Tzelem Elohim, théomorphisme ou angélomorphisme ? Par Spartakus FreeMann.
Article basé sur quelques notes et inspirés de l’article de David Silverberg, « Tzelem Elokim : Image or Imagery ? », du Rashi, du Rambam et de Haïm de Volozine. Les méditations dont ce texte est issu remontent au début 2004 lors d’une retraite d’étude avec les hébraïsants belges et Cirdec.
Genèse 1,27 : « Dieu créa l’adam à son image, à l’image de Dieu il le créa, masculin et féminin il les créa. » וַיִּבְרָא אֱלֹהִים אֶת־הָאָדָם בְּצַלְמוֹ בְּצֶלֶם אֱלֹהִים בָּרָא אֹתוֹ זָכָר וּנְקֵבָה בָּרָא אֹתָם ׃
L’homme donc est fait à l’image (בצלם) de Dieu. L’image est Tzelem (צלם) en hébreu que le dictionnaire nous traduit exactement par : image, ressemblance, semblance, vide. Tzelem peut également se traduire par « ombre » (tzel – צאל).
Ce passage de la Torah est souvent interprété comme une preuve de la constitution divine de l’homme sous un angle spirituel mais parfois aussi matériel. L’homme serait donc une image « fidèle » de Dieu, d’un dieu que l’on anthropomorphise afin de théomorphiser l’homme.
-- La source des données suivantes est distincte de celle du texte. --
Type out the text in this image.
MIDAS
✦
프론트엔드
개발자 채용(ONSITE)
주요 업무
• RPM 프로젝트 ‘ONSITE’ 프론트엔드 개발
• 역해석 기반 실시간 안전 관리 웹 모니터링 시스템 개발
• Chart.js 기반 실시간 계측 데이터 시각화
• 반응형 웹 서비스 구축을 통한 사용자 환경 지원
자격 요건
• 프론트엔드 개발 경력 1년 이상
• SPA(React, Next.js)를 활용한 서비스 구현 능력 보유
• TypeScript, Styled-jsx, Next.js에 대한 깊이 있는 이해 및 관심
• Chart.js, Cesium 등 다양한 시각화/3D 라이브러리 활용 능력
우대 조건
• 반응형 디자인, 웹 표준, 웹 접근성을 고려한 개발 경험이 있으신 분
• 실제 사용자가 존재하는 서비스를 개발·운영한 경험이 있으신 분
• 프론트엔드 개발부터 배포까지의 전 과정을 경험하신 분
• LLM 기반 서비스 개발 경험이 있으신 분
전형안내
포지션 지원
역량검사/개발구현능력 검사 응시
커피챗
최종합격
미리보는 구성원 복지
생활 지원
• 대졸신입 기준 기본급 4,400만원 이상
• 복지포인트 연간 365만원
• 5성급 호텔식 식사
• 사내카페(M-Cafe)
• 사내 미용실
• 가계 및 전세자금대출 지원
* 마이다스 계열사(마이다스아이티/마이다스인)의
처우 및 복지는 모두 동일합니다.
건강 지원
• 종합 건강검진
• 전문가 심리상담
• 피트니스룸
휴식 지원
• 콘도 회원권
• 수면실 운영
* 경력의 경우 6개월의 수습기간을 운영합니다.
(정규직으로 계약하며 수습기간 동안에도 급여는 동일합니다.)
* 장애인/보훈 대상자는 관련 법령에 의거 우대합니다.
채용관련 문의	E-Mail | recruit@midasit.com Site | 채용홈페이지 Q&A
Les commentateurs de la Torah nous mettent en garde contre ce penchant. Ainsi, Rambam (Moïse Maïmonide) dans sa septième loi de son Yad Hachazakah souligne l’impossibilité de donner à Dieu des caractéristiques physiques et anthropomorphiques. Dans le Guide des Égarés, le Rambam nous dit très clairement : « Il y a des gens qui croyaient que tzelem, dans la langue hébraïque, désignait la figure d’une chose et ses linéaments, et ceci a conduit à la pure corporification de Dieu ». Rambam souligne ensuite qu’en hébreu, la forme se dit « toar » qui est une dénomination que l’on n’applique jamais à Dieu. Quant à tzelem, ce mot s’applique à ce qui constitue la substance de la chose, par quoi elle devient ce qu’elle est et qui constitue sa réalité. Ainsi, au début de son Sha’arei Qedushah, Rabbi Haïm Vital écrit : « Il est connu par les maîtres de la science que le corps d’un individu n’est pas son essence mais plutôt le véhicule de son âme ». L’âme enclose dans le corps est le reflet de la Forme Divine, appelée Tzelem ou Tzelem Élohim (צלם אלהים). Cette Tzelem Élohim peut être décrite comme la forme physique de l’homme reliant l’âme au corps.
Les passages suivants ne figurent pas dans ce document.